- At the outbreak of the First World War, the British Royal Flying Corps had been a small unit whose pilots were drawn from the upper classes. To date applications to join the RFC have outpaced positions, allowing it to be selective in who it admits, with the result that the RFC have continued to draw from the same social classes as before the war. There is a strong and ingrained belief among the pilots of the RFC that 'gentlemen' officers, graduates of prestigious public schools and Oxbridge, make the pilots. Given this makeup, it is not surprising that British pilots at this stage of the war approach it as a sport and a grand adventure in the skies, one that stands in sharp contrast to the masses in the mud below. Character and background count for more than skill, and thus when the The Aeroplane magazine suggests today that pilots should enter the RFC as noncommissioned officers and be promoted on the basis of merit, the notion is rejected out of hand. To the current pilots of the RFC, its social exclusivity is not accidental but rather a deliberate approach to recruitment designed to ensure that future pilots meet the 'proper' standards - social as much as anything else - to be an officer of the RFC.
- Prime Minister Aristide Briand addresses the Chamber of Deputies today for the first time since the appointment of his government on the 29th, during which he pledges not to abandon Serbia. This promise, however, is particularly ill-timed, given that at this very moment the Serbian army is itself abandoning Serbia, falling back to the southwest while the French Army of the Near East has been unable to either break through the Bulgarian 2nd Army to relieve the Serbs or distract the enemy to allow the Serbs time to rest and regroup.
- At Salonika, the third French division - 122nd - began landing on the 1st, and with its first brigade now available for servicee General Sarrail now feels that he has sufficient forces to go on the attack.
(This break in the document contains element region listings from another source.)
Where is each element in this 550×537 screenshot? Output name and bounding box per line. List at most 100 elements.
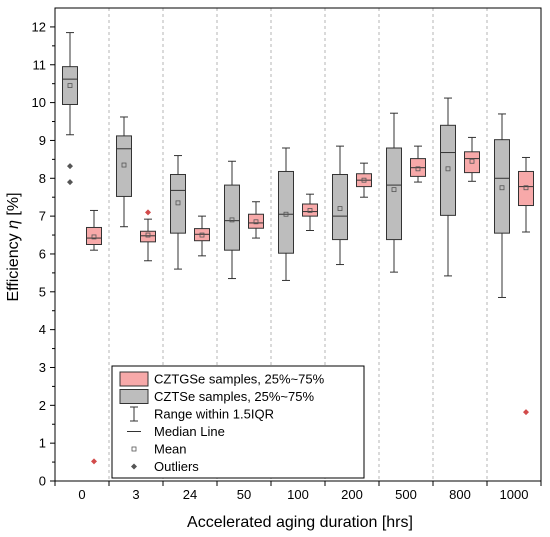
legend-swatch	[119, 371, 149, 387]
cztgse-box-200	[356, 162, 372, 198]
legend-mean-symbol	[131, 446, 137, 452]
mean-marker	[469, 158, 475, 164]
cztgse-box-500	[410, 145, 426, 183]
legend-item-outlier: Outliers	[131, 459, 199, 474]
cztgse-box-24	[194, 215, 210, 257]
x-tick-label: 3	[132, 487, 139, 502]
mean-marker	[145, 232, 151, 238]
cztse-box-800	[440, 97, 456, 277]
x-tick-label: 200	[341, 487, 363, 502]
cztse-box-3	[116, 116, 132, 228]
legend-item-box: CZTSe samples, 25%~75%	[119, 389, 314, 404]
cztse-box-200	[332, 145, 348, 266]
iqr-box	[302, 203, 318, 217]
mean-marker	[175, 200, 181, 206]
legend-label: CZTSe samples, 25%~75%	[154, 389, 314, 404]
y-tick-label: 0	[39, 474, 46, 489]
mean-marker	[415, 166, 421, 172]
cztgse-box-0	[86, 209, 102, 465]
mean-marker	[253, 219, 259, 225]
mean-marker	[67, 83, 73, 88]
mean-marker	[523, 185, 529, 191]
cztgse-box-100	[302, 193, 318, 231]
x-tick-label: 50	[237, 487, 251, 502]
x-tick-label: 100	[287, 487, 309, 502]
mean-marker	[283, 211, 289, 217]
legend-label: Median Line	[154, 424, 225, 439]
mean-marker	[91, 234, 97, 240]
cztgse-box-800	[464, 136, 480, 182]
cztse-box-1000	[494, 113, 510, 298]
cztgse-box-1000	[518, 156, 534, 416]
y-tick-label: 12	[32, 19, 46, 34]
legend-label: Mean	[154, 442, 187, 457]
legend-swatch	[119, 389, 149, 404]
legend-label: Outliers	[154, 459, 199, 474]
iqr-box	[116, 135, 132, 197]
legend-item-median: Median Line	[127, 424, 225, 439]
mean-marker	[229, 217, 235, 223]
legend-frame	[111, 365, 365, 479]
outlier-point	[67, 163, 73, 170]
cztgse-box-3	[140, 209, 156, 262]
x-axis-title: Accelerated aging duration [hrs]	[187, 514, 413, 531]
y-tick-label: 8	[39, 171, 46, 186]
y-tick-label: 2	[39, 398, 46, 413]
grid-lines	[108, 8, 488, 481]
legend: CZTGSe samples, 25%~75% CZTSe samples, 25…	[111, 365, 365, 479]
legend-item-whisker: Range within 1.5IQR	[130, 406, 274, 422]
mean-marker	[361, 177, 367, 183]
outlier-point	[145, 209, 151, 216]
legend-item-box: CZTGSe samples, 25%~75%	[119, 371, 325, 387]
y-tick-label: 10	[32, 95, 46, 110]
outlier-point	[523, 409, 529, 416]
cztse-box-24	[170, 155, 186, 270]
iqr-box	[248, 213, 264, 229]
x-tick-label: 500	[395, 487, 417, 502]
plot-frame	[54, 7, 542, 482]
mean-marker	[499, 185, 505, 191]
mean-marker	[337, 206, 343, 211]
iqr-box	[386, 147, 402, 241]
iqr-box	[440, 124, 456, 216]
mean-marker	[199, 232, 205, 238]
y-tick-label: 1	[39, 436, 46, 451]
iqr-box	[62, 66, 78, 105]
box-series-layer	[62, 32, 534, 465]
y-tick-label: 7	[39, 209, 46, 224]
x-tick-label: 24	[183, 487, 197, 502]
iqr-box	[464, 151, 480, 174]
outlier-point	[67, 179, 73, 186]
iqr-box	[494, 139, 510, 234]
iqr-box	[140, 230, 156, 243]
legend-label: CZTGSe samples, 25%~75%	[154, 372, 325, 387]
cztse-box-0	[62, 32, 78, 186]
x-tick-label: 1000	[500, 487, 529, 502]
iqr-box	[86, 226, 102, 245]
mean-marker	[391, 187, 397, 193]
cztse-box-500	[386, 112, 402, 273]
y-tick-label: 9	[39, 133, 46, 148]
y-tick-label: 4	[39, 322, 46, 337]
iqr-box	[332, 173, 348, 241]
cztse-box-100	[278, 147, 294, 281]
outlier-point	[91, 458, 97, 465]
mean-marker	[307, 208, 313, 213]
iqr-box	[518, 170, 534, 207]
cztse-box-50	[224, 160, 240, 280]
cztgse-box-50	[248, 201, 264, 239]
mean-marker	[445, 166, 451, 172]
y-tick-label: 5	[39, 284, 46, 299]
mean-marker	[121, 162, 127, 168]
x-tick-label: 800	[449, 487, 471, 502]
iqr-box	[170, 173, 186, 234]
y-tick-label: 3	[39, 360, 46, 375]
legend-label: Range within 1.5IQR	[154, 407, 274, 422]
y-axis-title: Efficiency η [%]	[5, 192, 22, 301]
x-tick-label: 0	[78, 487, 85, 502]
legend-item-mean: Mean	[131, 442, 187, 457]
legend-outlier-symbol	[131, 463, 137, 470]
y-tick-label: 6	[39, 246, 46, 261]
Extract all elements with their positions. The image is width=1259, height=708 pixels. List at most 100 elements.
North of Krivolak, Bulgarian forces have crossed the Vardar River and are advancing southwest with the Tcherna River on their left. Sarrail orders the French 57th Division along with the first brigade of 122nd Division to cross the Tcherna and hit the Bulgarians in their flank. To the southeast, however, Bulgarian forces launch heavy attacks on French forces at the Strumica rail station.
- Along the Isonzo River the Italian II Corps launches eight separate attacks at Plava from noon until dark. The Austro-Hungarian defenders suffer heavy losses - the four most heavily engaged battalions have lost up to 40% of their strenght - but several reserve battalions are brought forward to hold the line. As a result, the Italians are unable to break through.
At Görz, the Austro-Hungarian 37th Landsturm Brigade, the last available reserve, counterattacks the Italian 11th Division at Oslavija this evening and drives the enemy back out of the village, regaining the trenches lost yesterday and capturing several hundred prisoners. A further series of assaults are launched by the Italians against the heights at Podgora, and after several attempts elements of 12th Division gain the summit of Heights 184. By this point, fighting here had devolved into small-unit fighting, with hardly any higher commanders able to influence the course of events, and infantry fought over shell holes filled with up to a metre of mud into the night.
South of Görz, the Austro-Hungarian 39th Brigade on the northern slope of Mt. San Michele is relieved overnight by three battalions from 6th Division. During the transfer, however, one of the battalions became separated from its guides, and unfamiliar with the ground stumbled past the position it was to occupy and walked right into the Italian line. Taking fire from three sides, the battalion takes severe losses before extricating itself. As a result, the Austro-Hungarians are forced to evacuate a small stretch of their own line due to the soldiers who would have guarded having been killed on the Italian line. Still, the Austro-Hungarians are able to form a new defensive line a mere fifty yards to the rear, and Italian attacks against this new position today fail to make any progress. A general Italian assault by VII Corps north and south of St. Martino also fails completely.